Mack spoke to reporters after swinging through Sayler's Suncoast Water, a Pinellas Park business owned by Alan Sayler. He planned an afternoon meet-and-greet with volunteers in Clearwater.

Mack's Web-only ad said some of Nelson's attacks were inaccurate, though Mack didn't dispute the ad's accuracy on Friday.

"The point of the ad is that some of it may be true, some of it's not true, but even if it were all true, who cares? This is about jobs and the economy. Sen. Nelson wants to hide from his record," he said.

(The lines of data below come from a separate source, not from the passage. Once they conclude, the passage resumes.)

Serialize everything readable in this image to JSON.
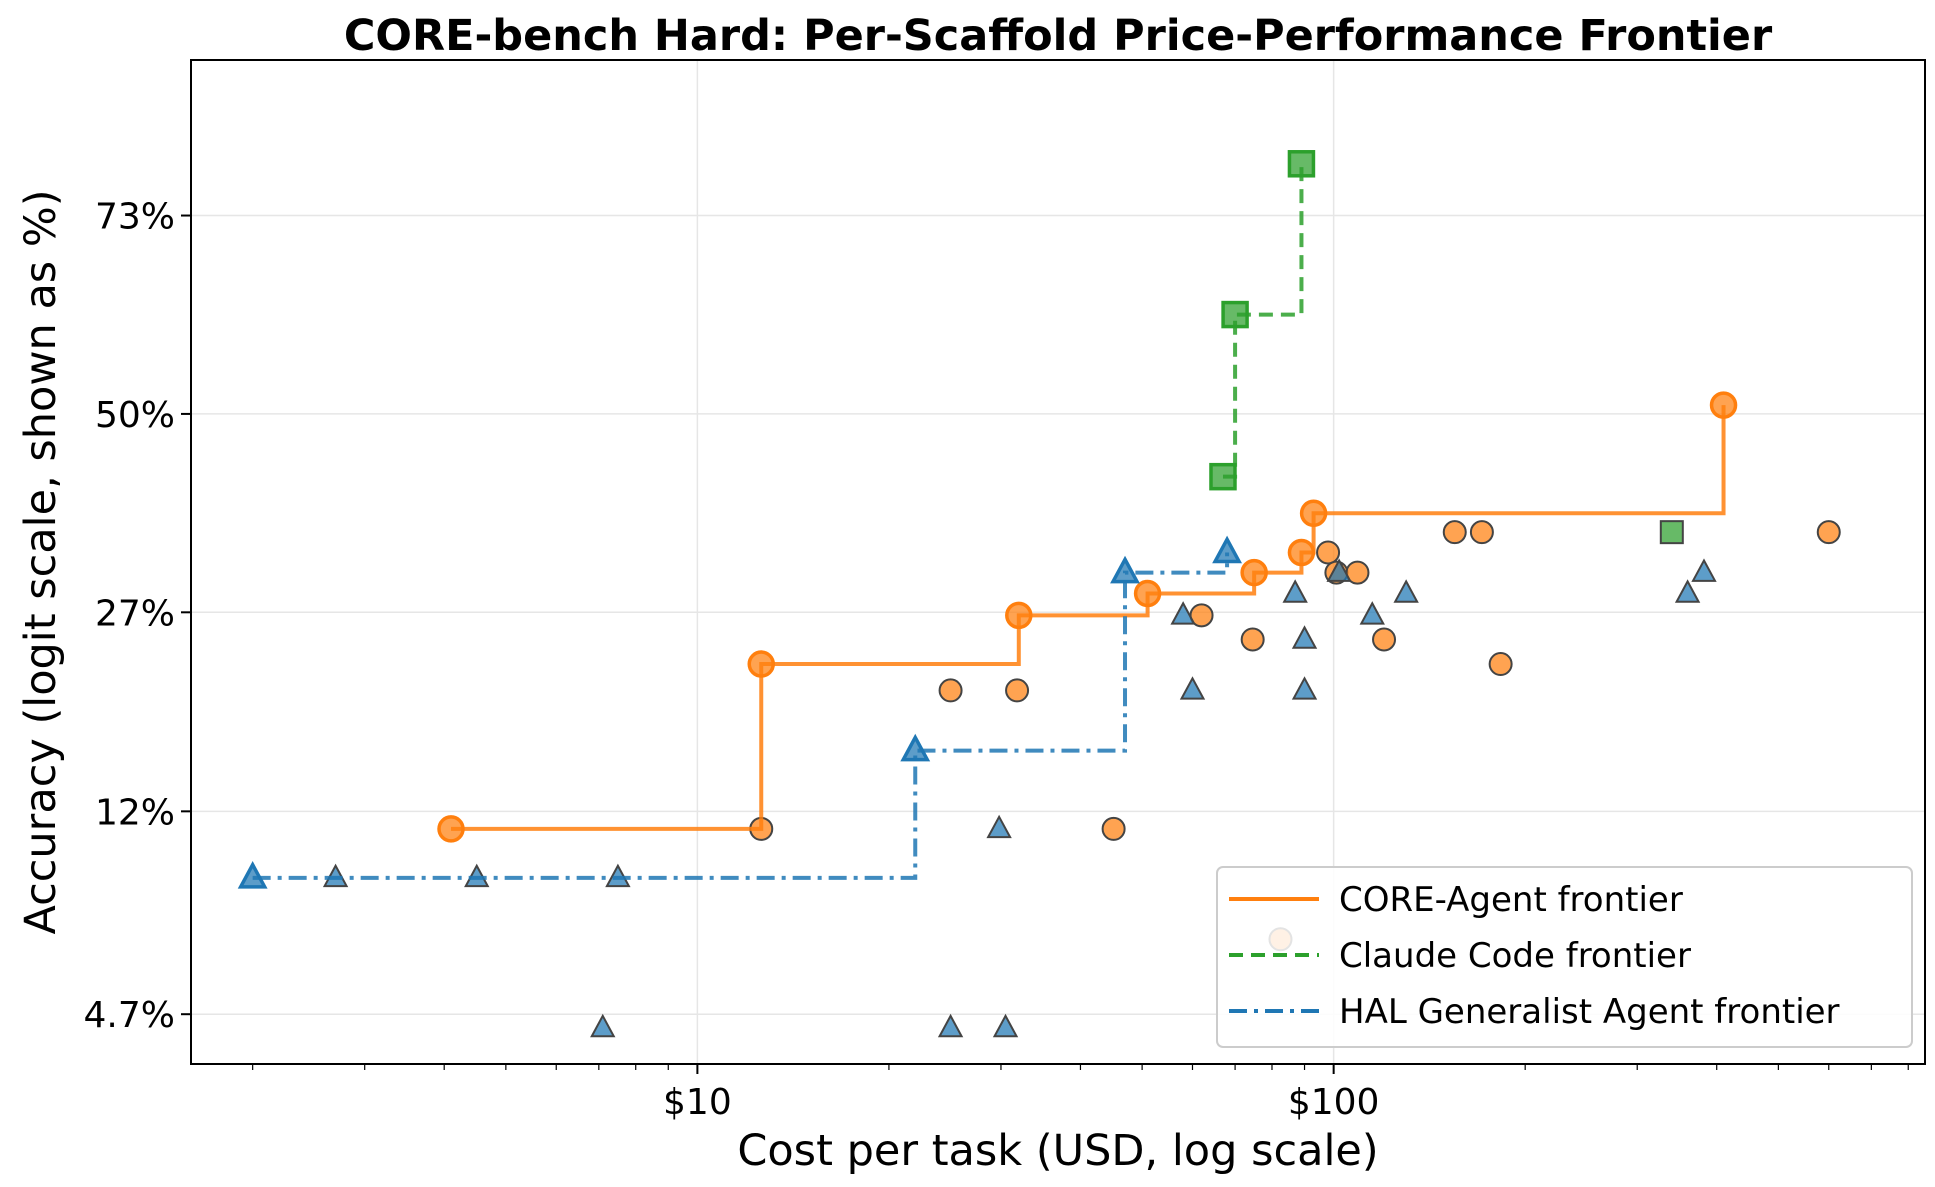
{
  "chart_data": {
    "type": "scatter",
    "title": "CORE-bench Hard: Per-Scaffold Price-Performance Frontier",
    "xlabel": "Cost per task (USD, log scale)",
    "ylabel": "Accuracy (logit scale, shown as %)",
    "x_scale": "log",
    "y_scale": "logit",
    "xlim": [
      1.6,
      850
    ],
    "ylim": [
      0.037,
      0.855
    ],
    "x_ticks": [
      {
        "value": 10,
        "label": "$10"
      },
      {
        "value": 100,
        "label": "$100"
      }
    ],
    "y_ticks": [
      {
        "value": 0.047,
        "label": "4.7%"
      },
      {
        "value": 0.12,
        "label": "12%"
      },
      {
        "value": 0.27,
        "label": "27%"
      },
      {
        "value": 0.5,
        "label": "50%"
      },
      {
        "value": 0.73,
        "label": "73%"
      }
    ],
    "grid": true,
    "legend_position": "lower right",
    "series": [
      {
        "name": "CORE-Agent frontier",
        "color": "#ff7f0e",
        "marker": "circle",
        "line_style": "solid",
        "points": [
          [
            12.6,
            0.111
          ],
          [
            25.0,
            0.2
          ],
          [
            31.8,
            0.2
          ],
          [
            45.1,
            0.111
          ],
          [
            62.0,
            0.267
          ],
          [
            74.6,
            0.244
          ],
          [
            98.0,
            0.333
          ],
          [
            101.0,
            0.311
          ],
          [
            109.0,
            0.311
          ],
          [
            120.0,
            0.244
          ],
          [
            155.0,
            0.356
          ],
          [
            171.0,
            0.356
          ],
          [
            183.0,
            0.222
          ],
          [
            600.0,
            0.356
          ],
          [
            82.5,
            0.067
          ]
        ],
        "frontier": [
          [
            4.1,
            0.111
          ],
          [
            12.6,
            0.222
          ],
          [
            32.0,
            0.267
          ],
          [
            51.0,
            0.289
          ],
          [
            75.0,
            0.311
          ],
          [
            89.0,
            0.333
          ],
          [
            93.0,
            0.378
          ],
          [
            410.0,
            0.511
          ]
        ]
      },
      {
        "name": "Claude Code frontier",
        "color": "#2ca02c",
        "marker": "square",
        "line_style": "dashed",
        "points": [
          [
            340.0,
            0.356
          ]
        ],
        "frontier": [
          [
            67.0,
            0.422
          ],
          [
            70.0,
            0.622
          ],
          [
            89.0,
            0.778
          ]
        ]
      },
      {
        "name": "HAL Generalist Agent frontier",
        "color": "#1f77b4",
        "marker": "triangle",
        "line_style": "dashdot",
        "points": [
          [
            2.7,
            0.089
          ],
          [
            4.5,
            0.089
          ],
          [
            7.5,
            0.089
          ],
          [
            7.1,
            0.044
          ],
          [
            25.0,
            0.044
          ],
          [
            30.5,
            0.044
          ],
          [
            29.8,
            0.111
          ],
          [
            58.0,
            0.267
          ],
          [
            60.0,
            0.2
          ],
          [
            87.0,
            0.289
          ],
          [
            90.0,
            0.244
          ],
          [
            90.0,
            0.2
          ],
          [
            102.0,
            0.311
          ],
          [
            115.0,
            0.267
          ],
          [
            130.0,
            0.289
          ],
          [
            360.0,
            0.289
          ],
          [
            382.0,
            0.311
          ]
        ],
        "frontier": [
          [
            2.0,
            0.089
          ],
          [
            22.0,
            0.156
          ],
          [
            47.0,
            0.311
          ],
          [
            68.0,
            0.333
          ]
        ]
      }
    ]
  }
}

"People don't care about what somebody did in their past, how many times someone flushes their toilet, who bought what condo at what price, they care about the issues," Mack said, referring to stories about his finances and light water use at his Fort Myers townhouse.

PolitiFact Florida

reviewed Nelson's claim that Mack has been "a promoter for Hooters with a history of bar room brawling, altercations and road rage." The verdict is

Mostly True


Sayler's water conditioning business employs five people and has been in operation 35 years. Sayler complained about the burdens of "Obamacare" and other taxes on his business (though he actually collects tax breaks for offering health insurance to his employees). He said Mack's campaign coordinated his visit through the National Federation of Independent Business, which sued over the health care law.

Referring to the tax credits, Sayler told the Times, "They're paying me to stick their nose further in my business."

Sayler and Mack went inside his office, and Sayler plucked a framed photograph from the wall.

"Recognize?" Sayler asked. The photo was of Mack's father, former U.S. Sen. Connie Mack III.

"I recognize ... That's a good looking wall you've there," Mack said, noting Sayler's pictures with Ronald Reagan and Jeb Bush.

They joked about how he needed a picture with a new Sen. Mack, and laughed about the placement of a photo with former Florida Gov. Lawton Chiles, a Democrat, hanging behind the open door.

Mack spent 20 minutes in a circle with a dozen small business owners from Tampa Bay, including John Doble of Tampa Bay Brewing Company in Ybor City and Vince Shook, president of Florida Orange Grovers Inc. and Winery in St. Petersburg.